The student body’s power rests in the simple fact that the university does not function without its students. We have the power to force the administration’s hand.
Our fellow students at Columbia University are demonstrating this power as we speak. More than 1,100 of them are participating in a tuition strike in protest of the university’s high tuition and failure to address social justice issues on-campus.
The strike, organized by the Columbia University-Barnard College chapter of the Young Democratic Socialists of America, is already working. By refusing to pay their tuition for the spring semester, the student activists have already pushed their school to divest from fossil fuel companies.
This type of aggressive student activism isn’t limited to elite Ivy League universities. In fact, our own school has a history of student rebellion.
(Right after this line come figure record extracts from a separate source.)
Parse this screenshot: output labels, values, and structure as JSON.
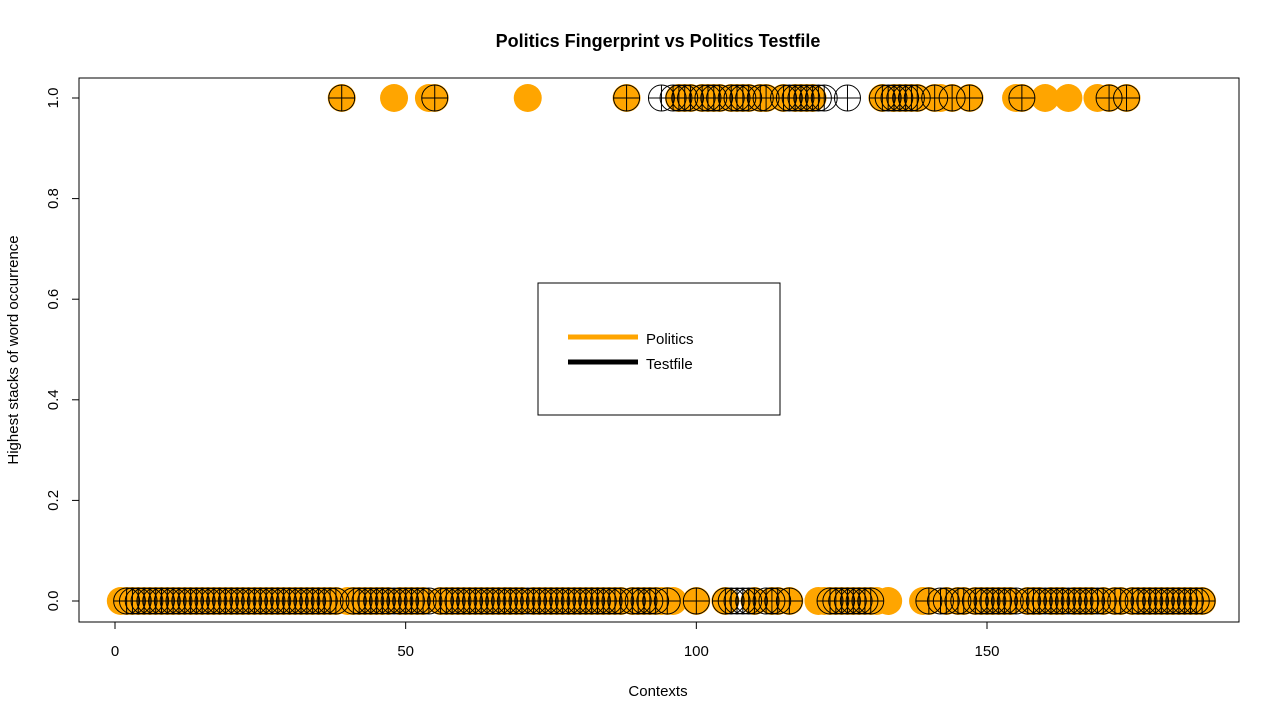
{
  "chart_data": {
    "type": "scatter",
    "title": "Politics Fingerprint vs Politics Testfile",
    "xlabel": "Contexts",
    "ylabel": "Highest stacks of word occurrence",
    "xlim": [
      1,
      187
    ],
    "ylim": [
      0,
      1
    ],
    "x_ticks": [
      "0",
      "50",
      "100",
      "150"
    ],
    "y_ticks": [
      "0.0",
      "0.2",
      "0.4",
      "0.6",
      "0.8",
      "1.0"
    ],
    "legend": {
      "position": "center",
      "entries": [
        {
          "label": "Politics",
          "color": "#FFA500"
        },
        {
          "label": "Testfile",
          "color": "#000000"
        }
      ]
    },
    "series": [
      {
        "name": "Politics",
        "marker": "filled-circle",
        "color": "#FFA500",
        "x_at_1": [
          39,
          48,
          54,
          55,
          71,
          88,
          97,
          98,
          99,
          101,
          102,
          103,
          104,
          106,
          107,
          108,
          109,
          111,
          112,
          115,
          117,
          118,
          119,
          120,
          132,
          134,
          135,
          136,
          137,
          138,
          141,
          142,
          144,
          147,
          155,
          156,
          160,
          164,
          169,
          171,
          174
        ],
        "x_at_0": [
          1,
          2,
          3,
          4,
          5,
          6,
          7,
          8,
          9,
          10,
          11,
          12,
          13,
          14,
          15,
          16,
          17,
          18,
          19,
          20,
          21,
          22,
          23,
          24,
          25,
          26,
          27,
          28,
          29,
          30,
          31,
          32,
          33,
          34,
          35,
          36,
          37,
          38,
          40,
          41,
          42,
          43,
          44,
          45,
          46,
          47,
          49,
          50,
          51,
          52,
          53,
          56,
          57,
          58,
          59,
          60,
          61,
          62,
          63,
          64,
          65,
          66,
          67,
          68,
          69,
          70,
          72,
          73,
          74,
          75,
          76,
          77,
          78,
          79,
          80,
          81,
          82,
          83,
          84,
          85,
          86,
          87,
          89,
          90,
          91,
          92,
          93,
          94,
          95,
          96,
          100,
          105,
          110,
          113,
          114,
          116,
          121,
          122,
          123,
          124,
          125,
          126,
          127,
          128,
          129,
          130,
          131,
          133,
          139,
          140,
          143,
          145,
          146,
          148,
          149,
          150,
          151,
          152,
          153,
          154,
          157,
          158,
          159,
          161,
          162,
          163,
          165,
          166,
          167,
          168,
          170,
          172,
          173,
          175,
          176,
          177,
          178,
          179,
          180,
          181,
          182,
          183,
          184,
          185,
          186,
          187
        ]
      },
      {
        "name": "Testfile",
        "marker": "circle-plus",
        "color": "#000000",
        "x_at_1": [
          39,
          55,
          88,
          94,
          96,
          97,
          98,
          99,
          101,
          102,
          103,
          104,
          106,
          107,
          108,
          109,
          111,
          112,
          115,
          116,
          117,
          118,
          119,
          120,
          121,
          122,
          126,
          132,
          133,
          134,
          135,
          136,
          137,
          138,
          141,
          144,
          147,
          156,
          171,
          174
        ],
        "x_at_0": [
          2,
          3,
          4,
          5,
          6,
          7,
          8,
          9,
          10,
          11,
          12,
          13,
          14,
          15,
          16,
          17,
          18,
          19,
          20,
          21,
          22,
          23,
          24,
          25,
          26,
          27,
          28,
          29,
          30,
          31,
          32,
          33,
          34,
          35,
          36,
          37,
          38,
          41,
          42,
          43,
          44,
          45,
          46,
          47,
          48,
          49,
          50,
          51,
          52,
          53,
          54,
          56,
          57,
          58,
          59,
          60,
          61,
          62,
          63,
          64,
          65,
          66,
          67,
          68,
          69,
          70,
          71,
          72,
          73,
          74,
          75,
          76,
          77,
          78,
          79,
          80,
          81,
          82,
          83,
          84,
          85,
          86,
          87,
          89,
          90,
          91,
          92,
          93,
          95,
          100,
          105,
          106,
          107,
          108,
          109,
          110,
          112,
          113,
          114,
          116,
          123,
          124,
          125,
          126,
          127,
          128,
          129,
          130,
          140,
          142,
          143,
          145,
          146,
          148,
          149,
          150,
          151,
          152,
          153,
          154,
          155,
          157,
          158,
          159,
          160,
          161,
          162,
          163,
          164,
          165,
          166,
          167,
          168,
          169,
          170,
          172,
          173,
          175,
          176,
          177,
          178,
          179,
          180,
          181,
          182,
          183,
          184,
          185,
          186,
          187
        ]
      }
    ]
  }
}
On May 7, 1970, hundreds of student protestors demonstrated on the Horseshoe in response to the Kent State massacre that occurred a few days prior.
Over the next week, the protests would expand to address the Vietnam War and police abuse and racism on campus. Students’ anger boiled over, and, by the end of the week, protestors occupied Russell House, trashed the administration building, attacked National Guard soldiers and were tear-gassed. Dozens of students were arrested and suspended.
These protests' aggressiveness was not fueled by Student Government; it was fueled by students who were willing to take direct action. In fact, the USC Student Government stopped supporting the protests in 1970 as soon as the protestors moved into Russell House.
The problems that students face on campus — including high tuition, racism, sexual harassment and poor mental health — will not be solved by the goodwill of the university administration.
These issues on campus will only be solved if students are willing to take matters into their own hands and disrupt business as usual to the extent that the administration has no choice but to concede. Student Government can pass as many resolutions as it wants, but real campus politics will be going on outside the senate chamber.
Hopefully, the chamber's newest occupants will recognize this reality and will add their voices to the growing demands for real change.